図13は、半導体試験装置100を模式的に表す図である。
【0046】
試験対象となる半導体101は、パフォーマンスボード103上に配置されるデバイスソケット102に装着される。パフォーマンスボード103の下面には、複数のコネクタ1が取り付けられている。半導体試験装置100は、複数の同軸ケーブル9を含むマザーボード104を備えている。マザーボード104の上部には、複数のホルダ114が設けられている。各ホルダ114は、同軸ケーブル9のシグナル導体及びグランド導体を保持している。パフォーマンスボード103がマザーボード104上に配置されたとき、コネクタ1に同軸ケーブル9のシグナル導体及びグランド導体が挿入される。また、マザーボード104の下部には、複数のホルダ116が配置されている。各ホルダ116は、同軸ケーブル9のシグナル導体及びグランド導体を保持している。半導体試験装置100は、複数の試験モジュール106を有するテストヘッド105を備えている。各試験モジュール106の縁にはコネクタ10が取り付けられており、マザーボード104がテストヘッド105上に配置されたときには、各コネクタ10に、同軸ケーブル9の下端に設けられたシグナル導体及びグランド導体が挿入される。各試験モジュール106は、試験装置本体107に繋がっており、試験装置本体107から受ける指示に応じて試験信号を生成し、半導体101に対して出力する。
【0047】
以上、本発明の実施形態について説明したが、本発明は上記実施形態に限定されるものではなく、種々の変形実施が当業者にとって可能であるのはもちろんである。
【0048】
なお、上記実施形態では、第2の半筒部7の両端部71bが第1の半筒部6の径方向の外側に重ねられていたが、これに限られず、第1の半筒部6の両端部61bが第2の半筒部7の径方向の外側に重ねられてもよい。

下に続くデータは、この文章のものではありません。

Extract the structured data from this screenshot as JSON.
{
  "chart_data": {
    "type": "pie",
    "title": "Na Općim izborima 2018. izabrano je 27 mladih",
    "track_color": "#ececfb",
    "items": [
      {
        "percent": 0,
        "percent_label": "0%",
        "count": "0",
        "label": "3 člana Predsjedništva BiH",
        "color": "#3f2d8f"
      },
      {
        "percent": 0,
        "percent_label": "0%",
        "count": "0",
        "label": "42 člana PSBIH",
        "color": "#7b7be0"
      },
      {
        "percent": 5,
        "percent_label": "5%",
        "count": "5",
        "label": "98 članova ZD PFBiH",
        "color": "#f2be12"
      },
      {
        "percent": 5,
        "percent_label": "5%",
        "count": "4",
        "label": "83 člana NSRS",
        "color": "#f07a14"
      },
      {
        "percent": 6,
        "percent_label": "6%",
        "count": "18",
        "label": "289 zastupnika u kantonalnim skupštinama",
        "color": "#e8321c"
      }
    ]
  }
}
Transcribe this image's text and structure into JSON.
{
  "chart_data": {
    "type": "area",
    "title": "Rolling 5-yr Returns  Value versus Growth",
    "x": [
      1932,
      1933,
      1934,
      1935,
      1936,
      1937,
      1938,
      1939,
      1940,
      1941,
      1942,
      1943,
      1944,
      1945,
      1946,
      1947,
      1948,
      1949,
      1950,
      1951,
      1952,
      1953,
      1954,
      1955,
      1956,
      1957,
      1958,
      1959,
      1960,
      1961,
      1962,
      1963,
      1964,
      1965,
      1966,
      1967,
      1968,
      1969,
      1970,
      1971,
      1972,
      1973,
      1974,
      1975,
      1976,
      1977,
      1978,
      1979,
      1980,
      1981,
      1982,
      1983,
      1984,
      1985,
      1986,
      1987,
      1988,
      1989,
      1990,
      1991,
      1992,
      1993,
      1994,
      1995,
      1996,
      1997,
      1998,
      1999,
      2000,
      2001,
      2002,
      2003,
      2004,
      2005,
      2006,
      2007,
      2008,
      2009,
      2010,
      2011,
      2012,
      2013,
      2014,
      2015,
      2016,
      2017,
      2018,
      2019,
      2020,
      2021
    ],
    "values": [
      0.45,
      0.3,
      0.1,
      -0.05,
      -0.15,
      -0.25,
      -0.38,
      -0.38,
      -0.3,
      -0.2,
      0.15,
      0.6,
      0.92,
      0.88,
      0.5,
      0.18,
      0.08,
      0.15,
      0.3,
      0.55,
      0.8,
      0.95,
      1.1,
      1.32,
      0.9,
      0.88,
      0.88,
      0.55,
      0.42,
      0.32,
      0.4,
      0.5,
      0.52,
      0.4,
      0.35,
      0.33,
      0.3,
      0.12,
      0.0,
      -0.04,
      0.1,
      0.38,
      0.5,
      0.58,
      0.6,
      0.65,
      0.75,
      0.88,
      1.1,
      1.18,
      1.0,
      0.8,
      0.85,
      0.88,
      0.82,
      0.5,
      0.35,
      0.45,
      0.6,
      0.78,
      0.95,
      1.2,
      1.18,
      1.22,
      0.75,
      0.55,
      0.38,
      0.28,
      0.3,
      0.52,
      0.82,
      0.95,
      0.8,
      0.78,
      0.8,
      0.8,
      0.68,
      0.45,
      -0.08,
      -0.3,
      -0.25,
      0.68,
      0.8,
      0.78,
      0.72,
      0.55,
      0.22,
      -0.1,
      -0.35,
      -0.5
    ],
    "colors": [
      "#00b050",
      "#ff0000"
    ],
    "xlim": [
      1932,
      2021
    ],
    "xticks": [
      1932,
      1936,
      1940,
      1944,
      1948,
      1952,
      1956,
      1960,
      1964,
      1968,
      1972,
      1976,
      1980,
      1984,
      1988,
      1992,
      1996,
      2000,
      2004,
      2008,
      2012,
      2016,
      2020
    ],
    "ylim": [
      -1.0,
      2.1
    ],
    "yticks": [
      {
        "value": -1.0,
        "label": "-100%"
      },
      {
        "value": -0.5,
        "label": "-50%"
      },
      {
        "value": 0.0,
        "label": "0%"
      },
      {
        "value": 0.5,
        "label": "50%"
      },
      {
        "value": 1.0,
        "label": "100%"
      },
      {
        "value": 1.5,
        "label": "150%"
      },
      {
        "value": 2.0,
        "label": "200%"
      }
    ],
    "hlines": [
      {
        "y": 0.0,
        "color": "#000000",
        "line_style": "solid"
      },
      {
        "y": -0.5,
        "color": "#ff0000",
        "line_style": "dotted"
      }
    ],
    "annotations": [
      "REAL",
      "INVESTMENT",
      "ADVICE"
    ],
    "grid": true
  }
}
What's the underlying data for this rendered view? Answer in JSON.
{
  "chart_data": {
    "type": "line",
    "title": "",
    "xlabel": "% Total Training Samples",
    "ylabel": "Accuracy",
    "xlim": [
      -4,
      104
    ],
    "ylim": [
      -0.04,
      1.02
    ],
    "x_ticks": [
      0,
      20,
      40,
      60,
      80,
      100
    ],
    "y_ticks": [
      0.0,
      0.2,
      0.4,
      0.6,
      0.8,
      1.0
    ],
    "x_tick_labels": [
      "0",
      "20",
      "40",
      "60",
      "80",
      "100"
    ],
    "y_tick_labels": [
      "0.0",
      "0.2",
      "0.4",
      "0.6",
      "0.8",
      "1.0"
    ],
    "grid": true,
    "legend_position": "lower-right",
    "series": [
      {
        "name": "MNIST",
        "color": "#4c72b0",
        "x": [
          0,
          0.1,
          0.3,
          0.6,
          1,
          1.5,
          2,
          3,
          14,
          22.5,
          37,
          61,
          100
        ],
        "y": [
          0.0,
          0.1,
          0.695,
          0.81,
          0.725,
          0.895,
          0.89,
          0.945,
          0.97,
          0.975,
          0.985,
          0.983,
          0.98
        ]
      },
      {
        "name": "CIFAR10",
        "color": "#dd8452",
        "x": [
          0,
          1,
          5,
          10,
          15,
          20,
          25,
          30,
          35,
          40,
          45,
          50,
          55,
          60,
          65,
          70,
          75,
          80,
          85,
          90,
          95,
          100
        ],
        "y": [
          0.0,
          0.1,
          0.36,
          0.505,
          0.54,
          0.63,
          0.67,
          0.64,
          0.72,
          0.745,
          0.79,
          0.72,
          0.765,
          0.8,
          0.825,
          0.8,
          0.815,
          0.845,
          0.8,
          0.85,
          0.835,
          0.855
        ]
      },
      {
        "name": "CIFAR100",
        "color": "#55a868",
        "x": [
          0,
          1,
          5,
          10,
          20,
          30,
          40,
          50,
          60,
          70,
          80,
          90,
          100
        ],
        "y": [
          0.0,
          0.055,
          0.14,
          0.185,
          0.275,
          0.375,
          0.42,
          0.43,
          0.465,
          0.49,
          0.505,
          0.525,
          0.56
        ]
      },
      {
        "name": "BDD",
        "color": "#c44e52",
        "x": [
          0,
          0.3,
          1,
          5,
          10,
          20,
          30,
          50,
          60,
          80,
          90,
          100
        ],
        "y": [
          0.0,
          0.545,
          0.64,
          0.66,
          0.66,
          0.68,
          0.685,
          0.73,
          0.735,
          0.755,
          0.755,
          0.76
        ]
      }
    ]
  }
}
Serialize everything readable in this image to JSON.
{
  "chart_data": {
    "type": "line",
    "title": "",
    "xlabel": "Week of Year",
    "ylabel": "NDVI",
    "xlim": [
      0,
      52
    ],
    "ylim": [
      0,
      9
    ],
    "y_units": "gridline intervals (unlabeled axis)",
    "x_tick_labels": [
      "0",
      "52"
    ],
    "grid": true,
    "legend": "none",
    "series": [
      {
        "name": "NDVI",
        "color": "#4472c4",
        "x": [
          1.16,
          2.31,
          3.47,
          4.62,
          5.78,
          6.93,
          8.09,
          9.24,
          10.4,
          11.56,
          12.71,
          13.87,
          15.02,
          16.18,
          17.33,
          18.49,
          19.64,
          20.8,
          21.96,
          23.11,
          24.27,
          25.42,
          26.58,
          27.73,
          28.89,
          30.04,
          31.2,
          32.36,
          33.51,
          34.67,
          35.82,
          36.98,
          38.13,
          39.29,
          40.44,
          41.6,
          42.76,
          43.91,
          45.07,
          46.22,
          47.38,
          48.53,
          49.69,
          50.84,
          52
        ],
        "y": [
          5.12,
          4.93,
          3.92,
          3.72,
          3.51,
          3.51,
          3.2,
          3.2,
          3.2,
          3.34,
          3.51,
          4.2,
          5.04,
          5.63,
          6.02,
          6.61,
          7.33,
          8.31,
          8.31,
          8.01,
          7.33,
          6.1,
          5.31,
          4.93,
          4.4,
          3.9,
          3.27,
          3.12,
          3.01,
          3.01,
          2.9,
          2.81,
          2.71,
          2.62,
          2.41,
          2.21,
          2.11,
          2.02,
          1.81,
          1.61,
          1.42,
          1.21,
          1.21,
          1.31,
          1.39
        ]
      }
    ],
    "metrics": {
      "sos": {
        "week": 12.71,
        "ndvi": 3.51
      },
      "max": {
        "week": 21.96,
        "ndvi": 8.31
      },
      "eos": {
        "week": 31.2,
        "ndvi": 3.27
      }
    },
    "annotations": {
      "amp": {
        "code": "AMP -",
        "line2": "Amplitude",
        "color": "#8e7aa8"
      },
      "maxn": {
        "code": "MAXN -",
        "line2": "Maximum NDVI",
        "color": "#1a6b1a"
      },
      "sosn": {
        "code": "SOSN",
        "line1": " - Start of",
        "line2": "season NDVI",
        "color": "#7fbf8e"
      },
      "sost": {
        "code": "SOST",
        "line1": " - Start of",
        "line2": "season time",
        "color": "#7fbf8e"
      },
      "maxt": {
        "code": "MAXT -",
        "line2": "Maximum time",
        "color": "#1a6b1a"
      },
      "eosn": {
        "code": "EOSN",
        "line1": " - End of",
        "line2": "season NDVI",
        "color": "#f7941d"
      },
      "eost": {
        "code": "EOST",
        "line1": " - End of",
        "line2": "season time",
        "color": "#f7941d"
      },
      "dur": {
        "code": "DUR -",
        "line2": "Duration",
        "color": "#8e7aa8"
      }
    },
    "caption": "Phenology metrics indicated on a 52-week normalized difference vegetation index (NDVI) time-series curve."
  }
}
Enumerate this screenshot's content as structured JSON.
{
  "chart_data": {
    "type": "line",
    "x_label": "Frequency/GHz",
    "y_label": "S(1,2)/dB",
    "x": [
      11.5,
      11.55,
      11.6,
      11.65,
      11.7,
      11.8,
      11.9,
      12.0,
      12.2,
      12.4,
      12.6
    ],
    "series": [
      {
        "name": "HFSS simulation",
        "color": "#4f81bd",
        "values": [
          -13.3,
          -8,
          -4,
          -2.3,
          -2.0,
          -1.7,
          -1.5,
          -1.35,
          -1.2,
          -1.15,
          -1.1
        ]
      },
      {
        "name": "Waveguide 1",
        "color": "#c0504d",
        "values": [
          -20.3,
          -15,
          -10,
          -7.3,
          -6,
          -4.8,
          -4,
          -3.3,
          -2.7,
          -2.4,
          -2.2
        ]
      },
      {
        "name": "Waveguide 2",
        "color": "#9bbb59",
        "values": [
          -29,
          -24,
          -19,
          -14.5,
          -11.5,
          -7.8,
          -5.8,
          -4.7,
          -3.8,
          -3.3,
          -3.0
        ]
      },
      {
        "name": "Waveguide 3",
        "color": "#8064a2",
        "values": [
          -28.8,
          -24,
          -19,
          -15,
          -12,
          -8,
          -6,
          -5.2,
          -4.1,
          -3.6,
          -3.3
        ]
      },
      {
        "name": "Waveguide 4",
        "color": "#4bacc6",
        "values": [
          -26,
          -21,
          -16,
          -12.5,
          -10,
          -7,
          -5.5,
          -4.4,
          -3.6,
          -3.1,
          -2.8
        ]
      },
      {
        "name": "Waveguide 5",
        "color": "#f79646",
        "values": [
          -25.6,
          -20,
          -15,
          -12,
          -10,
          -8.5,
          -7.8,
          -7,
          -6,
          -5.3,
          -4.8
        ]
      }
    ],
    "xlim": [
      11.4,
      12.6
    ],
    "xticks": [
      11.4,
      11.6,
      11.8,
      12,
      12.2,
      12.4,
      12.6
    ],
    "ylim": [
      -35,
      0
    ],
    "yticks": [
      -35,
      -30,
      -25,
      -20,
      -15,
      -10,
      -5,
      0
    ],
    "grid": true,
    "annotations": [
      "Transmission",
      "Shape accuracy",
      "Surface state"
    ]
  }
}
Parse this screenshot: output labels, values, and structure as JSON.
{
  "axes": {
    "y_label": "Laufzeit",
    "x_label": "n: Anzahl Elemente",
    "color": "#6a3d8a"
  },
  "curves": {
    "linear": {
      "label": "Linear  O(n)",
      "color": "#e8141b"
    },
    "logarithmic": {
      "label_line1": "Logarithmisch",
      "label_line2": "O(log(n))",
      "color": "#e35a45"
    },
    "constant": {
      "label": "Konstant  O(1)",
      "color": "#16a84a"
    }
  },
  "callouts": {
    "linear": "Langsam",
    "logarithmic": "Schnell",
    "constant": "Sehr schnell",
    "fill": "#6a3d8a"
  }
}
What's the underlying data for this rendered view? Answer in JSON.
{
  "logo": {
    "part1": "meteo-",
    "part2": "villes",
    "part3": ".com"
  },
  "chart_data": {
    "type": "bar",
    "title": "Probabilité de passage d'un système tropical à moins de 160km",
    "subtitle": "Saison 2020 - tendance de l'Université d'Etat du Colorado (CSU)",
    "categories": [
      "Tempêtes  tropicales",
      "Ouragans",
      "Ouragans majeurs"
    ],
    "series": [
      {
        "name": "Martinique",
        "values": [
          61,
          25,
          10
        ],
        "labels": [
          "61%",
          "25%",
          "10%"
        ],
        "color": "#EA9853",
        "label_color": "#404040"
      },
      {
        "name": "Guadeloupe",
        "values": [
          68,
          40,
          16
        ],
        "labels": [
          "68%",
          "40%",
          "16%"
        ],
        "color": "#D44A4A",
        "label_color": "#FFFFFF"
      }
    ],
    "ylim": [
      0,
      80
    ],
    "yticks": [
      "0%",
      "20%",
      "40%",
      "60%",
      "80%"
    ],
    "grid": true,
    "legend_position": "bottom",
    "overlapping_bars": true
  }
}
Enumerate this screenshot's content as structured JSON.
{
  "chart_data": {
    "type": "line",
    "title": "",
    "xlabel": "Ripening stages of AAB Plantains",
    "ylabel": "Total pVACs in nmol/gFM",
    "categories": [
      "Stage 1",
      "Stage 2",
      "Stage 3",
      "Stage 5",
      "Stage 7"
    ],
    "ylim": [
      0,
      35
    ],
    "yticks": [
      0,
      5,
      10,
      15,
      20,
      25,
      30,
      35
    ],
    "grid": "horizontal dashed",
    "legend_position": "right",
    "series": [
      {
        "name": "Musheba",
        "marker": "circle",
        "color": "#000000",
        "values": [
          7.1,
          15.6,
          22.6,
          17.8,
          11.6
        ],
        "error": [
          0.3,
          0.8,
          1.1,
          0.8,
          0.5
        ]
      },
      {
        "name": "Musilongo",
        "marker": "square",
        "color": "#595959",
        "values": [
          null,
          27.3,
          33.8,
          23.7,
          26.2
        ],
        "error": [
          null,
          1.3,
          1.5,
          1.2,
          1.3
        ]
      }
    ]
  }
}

また、接触片63や、凸部67a,67b,67c、スリット71c、爪部77a等は、第1の半筒部6と第2の半筒部7とのどちらに設けられてもよい。
【符号の説明】
【0049】
1,10 コネクタ、2 筐体、2a,2b 挿入穴、2c 拡張溝、21 保持部、22 連結部、23 スロープ、25 角部(ストッパの一例)、26 角部、3 組立体、4 シグナル端子、41 本体部、43a 爪部、43,45 接触片、5 絶縁部材、5a 上穴、5b 下穴、5c 凹部、6 第1の半筒部、61a 中央部、61b 端部、63,65 接触片、67a,67b,67c 凸部、7 第2の半筒部、71a 中央部、71b 端部、71c スリット、75 接触片、77a 爪部、77c 穴部、8 グランド端子、9 同軸ケーブル、100 半導体試験装置、101 半導体、102 デバイスソケット、103 パフォーマンスボード、104 マザーボード、105 テストヘッド、106 試験モジュール、107 試験装置本体、114,116 ホルダ。